Hi, @justheuristic, thank you for your request!

In practical applications, it's important to look into how to balance the size of LLMs and the bit-width, just like [1] and [2] did with exploring quantization between 2 to 4 bits. The design of BiLLM aims to push the possibilities of compressing LLMs under 1-bit quantization, an extreme form of quantization that initially challenges the achievement of reasonable outputs under Post-Training Quantization (PTQ) methods, surpassing the existing PTQ binary methods.

As illustrated in Figure 1 of the paper, particularly at 1-bit, the model capability collapses, resulting in an extreme marginal effect. So, talking about the Pareto optimality of different model sizes and bit widths in binary quantization is not identical to the objective of BiLLM. However, we think that Pareto exploration of binary quantization and mixed-precision non-binary quantization across different model scales presents a challenging and meaningful endeavor for the next step :-) .

Binary quantization and general bit-width quantization (2 to 8 bits) exhibit fundamental differences in their representation. Although the strategy of BiLLM is specifically tailored for binary weight design, we've also tested it at other sizes and give some preliminary data.

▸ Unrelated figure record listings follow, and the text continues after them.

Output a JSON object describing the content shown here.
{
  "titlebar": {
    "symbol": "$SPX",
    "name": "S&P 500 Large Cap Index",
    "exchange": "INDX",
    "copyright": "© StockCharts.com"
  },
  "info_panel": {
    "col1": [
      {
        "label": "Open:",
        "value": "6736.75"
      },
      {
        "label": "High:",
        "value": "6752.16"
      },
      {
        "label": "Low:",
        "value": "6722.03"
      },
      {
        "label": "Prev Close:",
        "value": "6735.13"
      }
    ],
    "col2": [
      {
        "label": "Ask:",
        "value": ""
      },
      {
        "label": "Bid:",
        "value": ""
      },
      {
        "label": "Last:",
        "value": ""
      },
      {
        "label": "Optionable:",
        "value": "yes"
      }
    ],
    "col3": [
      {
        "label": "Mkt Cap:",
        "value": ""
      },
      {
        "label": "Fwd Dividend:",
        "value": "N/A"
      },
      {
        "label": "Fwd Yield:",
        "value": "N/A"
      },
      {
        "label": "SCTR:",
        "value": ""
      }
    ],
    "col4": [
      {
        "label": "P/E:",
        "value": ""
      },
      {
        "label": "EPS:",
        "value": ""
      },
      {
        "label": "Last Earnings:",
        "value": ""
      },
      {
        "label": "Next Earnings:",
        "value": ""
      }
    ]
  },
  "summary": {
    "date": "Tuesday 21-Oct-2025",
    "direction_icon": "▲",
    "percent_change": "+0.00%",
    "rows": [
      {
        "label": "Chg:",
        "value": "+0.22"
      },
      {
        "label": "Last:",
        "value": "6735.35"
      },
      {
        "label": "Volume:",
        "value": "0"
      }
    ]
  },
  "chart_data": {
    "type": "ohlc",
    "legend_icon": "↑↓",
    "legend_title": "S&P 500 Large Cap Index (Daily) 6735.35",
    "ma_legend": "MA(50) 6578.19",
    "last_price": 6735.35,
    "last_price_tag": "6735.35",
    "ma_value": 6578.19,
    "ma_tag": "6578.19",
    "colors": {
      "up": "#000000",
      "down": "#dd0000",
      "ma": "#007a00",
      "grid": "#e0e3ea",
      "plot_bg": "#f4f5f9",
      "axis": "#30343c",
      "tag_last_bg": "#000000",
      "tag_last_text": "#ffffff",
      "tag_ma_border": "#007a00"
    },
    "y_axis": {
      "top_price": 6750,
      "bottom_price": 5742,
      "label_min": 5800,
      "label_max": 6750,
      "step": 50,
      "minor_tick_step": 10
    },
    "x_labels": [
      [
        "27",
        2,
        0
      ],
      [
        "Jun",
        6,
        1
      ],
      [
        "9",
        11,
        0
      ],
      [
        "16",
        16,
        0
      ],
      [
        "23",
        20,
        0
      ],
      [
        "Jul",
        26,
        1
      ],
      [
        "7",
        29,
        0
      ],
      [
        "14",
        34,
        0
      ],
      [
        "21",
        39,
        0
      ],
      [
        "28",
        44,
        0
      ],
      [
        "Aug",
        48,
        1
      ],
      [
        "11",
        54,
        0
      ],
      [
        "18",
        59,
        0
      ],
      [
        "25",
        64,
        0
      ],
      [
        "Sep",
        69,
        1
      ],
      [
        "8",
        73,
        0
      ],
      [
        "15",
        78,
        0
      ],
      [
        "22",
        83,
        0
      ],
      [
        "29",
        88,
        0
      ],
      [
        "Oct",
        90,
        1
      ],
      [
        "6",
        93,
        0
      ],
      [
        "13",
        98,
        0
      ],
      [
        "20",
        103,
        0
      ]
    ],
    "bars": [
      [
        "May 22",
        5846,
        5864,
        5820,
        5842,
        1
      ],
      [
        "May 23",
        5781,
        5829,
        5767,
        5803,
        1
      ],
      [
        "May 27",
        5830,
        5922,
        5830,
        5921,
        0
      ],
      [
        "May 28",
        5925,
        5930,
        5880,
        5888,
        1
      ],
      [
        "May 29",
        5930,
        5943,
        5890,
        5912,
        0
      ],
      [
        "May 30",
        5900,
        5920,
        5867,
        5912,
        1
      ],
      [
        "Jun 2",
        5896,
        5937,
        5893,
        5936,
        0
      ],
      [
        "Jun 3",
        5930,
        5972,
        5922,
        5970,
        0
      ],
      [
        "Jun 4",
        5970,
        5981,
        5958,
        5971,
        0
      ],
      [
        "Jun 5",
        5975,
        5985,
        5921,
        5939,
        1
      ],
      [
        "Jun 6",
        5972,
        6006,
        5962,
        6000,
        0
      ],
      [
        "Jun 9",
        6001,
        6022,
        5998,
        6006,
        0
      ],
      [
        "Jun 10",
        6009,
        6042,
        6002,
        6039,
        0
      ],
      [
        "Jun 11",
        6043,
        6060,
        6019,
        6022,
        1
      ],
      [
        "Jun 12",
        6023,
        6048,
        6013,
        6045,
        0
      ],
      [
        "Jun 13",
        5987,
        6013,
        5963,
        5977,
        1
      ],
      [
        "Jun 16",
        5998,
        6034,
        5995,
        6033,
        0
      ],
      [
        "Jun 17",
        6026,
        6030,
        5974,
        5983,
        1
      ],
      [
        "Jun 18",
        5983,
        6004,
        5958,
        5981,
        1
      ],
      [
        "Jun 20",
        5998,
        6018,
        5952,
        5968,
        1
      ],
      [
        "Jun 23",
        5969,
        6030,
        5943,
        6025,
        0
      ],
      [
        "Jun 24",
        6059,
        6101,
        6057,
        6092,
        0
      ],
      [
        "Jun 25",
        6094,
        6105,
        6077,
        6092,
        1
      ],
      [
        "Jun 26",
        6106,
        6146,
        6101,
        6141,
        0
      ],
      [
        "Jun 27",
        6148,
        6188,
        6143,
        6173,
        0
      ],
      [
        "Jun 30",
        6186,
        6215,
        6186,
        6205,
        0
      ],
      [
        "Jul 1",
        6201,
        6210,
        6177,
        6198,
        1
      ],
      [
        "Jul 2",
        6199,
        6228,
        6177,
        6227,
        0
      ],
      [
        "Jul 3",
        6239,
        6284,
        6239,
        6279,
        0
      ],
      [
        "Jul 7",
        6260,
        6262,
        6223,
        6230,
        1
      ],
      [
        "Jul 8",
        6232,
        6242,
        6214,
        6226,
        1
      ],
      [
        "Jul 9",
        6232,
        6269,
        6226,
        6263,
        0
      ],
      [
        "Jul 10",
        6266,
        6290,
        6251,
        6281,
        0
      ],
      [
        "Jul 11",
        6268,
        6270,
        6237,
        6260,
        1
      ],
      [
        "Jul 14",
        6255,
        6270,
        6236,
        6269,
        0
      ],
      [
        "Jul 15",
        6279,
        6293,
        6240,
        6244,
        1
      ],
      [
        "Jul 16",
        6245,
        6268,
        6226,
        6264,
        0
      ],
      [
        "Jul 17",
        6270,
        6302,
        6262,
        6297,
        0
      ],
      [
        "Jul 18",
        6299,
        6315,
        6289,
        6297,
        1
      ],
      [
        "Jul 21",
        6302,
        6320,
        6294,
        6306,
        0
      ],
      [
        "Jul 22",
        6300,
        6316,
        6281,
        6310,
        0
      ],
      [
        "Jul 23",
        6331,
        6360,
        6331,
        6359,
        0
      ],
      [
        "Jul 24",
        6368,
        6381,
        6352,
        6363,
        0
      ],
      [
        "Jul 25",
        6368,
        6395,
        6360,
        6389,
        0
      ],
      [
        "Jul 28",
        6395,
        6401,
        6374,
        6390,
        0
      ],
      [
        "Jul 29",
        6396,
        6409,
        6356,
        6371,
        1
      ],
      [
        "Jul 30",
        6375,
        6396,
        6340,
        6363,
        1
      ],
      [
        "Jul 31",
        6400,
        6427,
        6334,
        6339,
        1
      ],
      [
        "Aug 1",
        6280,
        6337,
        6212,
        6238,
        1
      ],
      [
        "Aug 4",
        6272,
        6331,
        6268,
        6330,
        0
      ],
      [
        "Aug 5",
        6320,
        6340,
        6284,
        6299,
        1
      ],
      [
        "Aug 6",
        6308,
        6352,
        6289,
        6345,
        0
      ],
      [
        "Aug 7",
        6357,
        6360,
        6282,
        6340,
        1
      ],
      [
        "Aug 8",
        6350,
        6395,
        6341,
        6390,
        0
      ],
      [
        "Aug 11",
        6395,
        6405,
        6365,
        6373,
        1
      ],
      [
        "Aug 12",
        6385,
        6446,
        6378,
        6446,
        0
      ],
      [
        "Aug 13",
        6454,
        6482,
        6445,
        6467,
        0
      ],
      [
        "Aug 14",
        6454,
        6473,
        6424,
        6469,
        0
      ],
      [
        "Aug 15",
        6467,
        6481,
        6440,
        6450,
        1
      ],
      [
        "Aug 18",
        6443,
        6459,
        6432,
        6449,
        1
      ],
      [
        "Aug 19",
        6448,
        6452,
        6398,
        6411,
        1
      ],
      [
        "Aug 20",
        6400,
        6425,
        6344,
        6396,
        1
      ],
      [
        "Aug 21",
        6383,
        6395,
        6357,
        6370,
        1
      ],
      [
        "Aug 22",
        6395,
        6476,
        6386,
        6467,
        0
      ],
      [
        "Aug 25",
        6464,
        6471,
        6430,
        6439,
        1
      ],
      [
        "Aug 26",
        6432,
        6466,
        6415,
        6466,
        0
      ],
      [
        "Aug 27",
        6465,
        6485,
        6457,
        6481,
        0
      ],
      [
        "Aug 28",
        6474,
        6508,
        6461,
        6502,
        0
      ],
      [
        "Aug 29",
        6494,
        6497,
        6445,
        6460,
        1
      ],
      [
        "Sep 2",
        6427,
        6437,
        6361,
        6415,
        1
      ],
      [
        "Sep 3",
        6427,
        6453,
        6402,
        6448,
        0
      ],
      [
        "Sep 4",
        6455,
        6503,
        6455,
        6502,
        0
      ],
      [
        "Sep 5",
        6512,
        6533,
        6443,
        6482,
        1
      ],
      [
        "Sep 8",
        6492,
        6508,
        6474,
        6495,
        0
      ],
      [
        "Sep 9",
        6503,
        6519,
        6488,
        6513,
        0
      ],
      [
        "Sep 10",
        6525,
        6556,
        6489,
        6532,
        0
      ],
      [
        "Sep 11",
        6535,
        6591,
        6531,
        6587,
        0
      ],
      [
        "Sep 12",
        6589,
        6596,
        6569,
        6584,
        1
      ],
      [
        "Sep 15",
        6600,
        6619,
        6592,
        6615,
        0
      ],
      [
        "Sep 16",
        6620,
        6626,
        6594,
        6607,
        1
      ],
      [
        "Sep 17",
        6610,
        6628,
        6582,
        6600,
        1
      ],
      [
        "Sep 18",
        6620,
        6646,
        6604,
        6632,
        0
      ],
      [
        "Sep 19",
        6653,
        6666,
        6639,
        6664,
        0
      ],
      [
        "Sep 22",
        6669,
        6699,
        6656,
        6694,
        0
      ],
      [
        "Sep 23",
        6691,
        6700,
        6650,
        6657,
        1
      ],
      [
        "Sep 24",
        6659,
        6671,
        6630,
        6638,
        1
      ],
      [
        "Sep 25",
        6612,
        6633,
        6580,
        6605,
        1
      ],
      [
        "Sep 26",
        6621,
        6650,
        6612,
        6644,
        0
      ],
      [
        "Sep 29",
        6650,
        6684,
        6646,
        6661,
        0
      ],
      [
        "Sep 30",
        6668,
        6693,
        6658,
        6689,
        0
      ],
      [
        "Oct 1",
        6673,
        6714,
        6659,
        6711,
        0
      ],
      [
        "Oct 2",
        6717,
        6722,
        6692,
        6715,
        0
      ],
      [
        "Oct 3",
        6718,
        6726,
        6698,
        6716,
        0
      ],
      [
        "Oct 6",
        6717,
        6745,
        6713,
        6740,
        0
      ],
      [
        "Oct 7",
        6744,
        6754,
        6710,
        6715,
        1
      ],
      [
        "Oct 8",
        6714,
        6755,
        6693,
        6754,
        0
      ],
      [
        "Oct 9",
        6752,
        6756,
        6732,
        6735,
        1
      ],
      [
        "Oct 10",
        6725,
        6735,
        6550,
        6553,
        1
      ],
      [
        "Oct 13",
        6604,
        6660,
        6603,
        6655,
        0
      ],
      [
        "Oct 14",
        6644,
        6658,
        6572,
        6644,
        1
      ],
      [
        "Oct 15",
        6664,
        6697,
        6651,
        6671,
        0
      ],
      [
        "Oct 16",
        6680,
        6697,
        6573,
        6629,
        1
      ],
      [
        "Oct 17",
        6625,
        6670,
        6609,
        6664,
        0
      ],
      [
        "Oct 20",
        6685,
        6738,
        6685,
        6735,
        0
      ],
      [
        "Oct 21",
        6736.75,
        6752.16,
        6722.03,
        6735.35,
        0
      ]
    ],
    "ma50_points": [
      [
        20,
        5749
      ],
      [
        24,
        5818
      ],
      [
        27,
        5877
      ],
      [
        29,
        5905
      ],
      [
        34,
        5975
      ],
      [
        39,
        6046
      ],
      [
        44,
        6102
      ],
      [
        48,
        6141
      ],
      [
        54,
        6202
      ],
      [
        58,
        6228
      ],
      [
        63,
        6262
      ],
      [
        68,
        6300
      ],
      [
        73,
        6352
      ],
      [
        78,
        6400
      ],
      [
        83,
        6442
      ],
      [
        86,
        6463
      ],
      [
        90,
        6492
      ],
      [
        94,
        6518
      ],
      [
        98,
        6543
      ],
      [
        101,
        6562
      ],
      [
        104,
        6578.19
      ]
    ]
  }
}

BiLLM-LLaMA-2 Weight Bits WikiText-2
7B 2.00 7.62
7B 2.28 6.94
7B 4.26 5.52
13B 2.00 6.41
13B 2.29 5.89
13B 4.28 4.91

BiLLM explores the PTQ strategy for 1-bit quantization, as PTQ compression does not involve any training or backpropagation processes. So, we didn't compare our method with another type called Quantization Aware Training (QAT). We also discovered that the latest quantization methods achieved good performance at 2 to 4 bits, but since they were not designed for 1 bit, they all suffer from precision collapse at this level. We are pleased to focus on the latest advanced methodologies and enhance our subsequent research endeavors.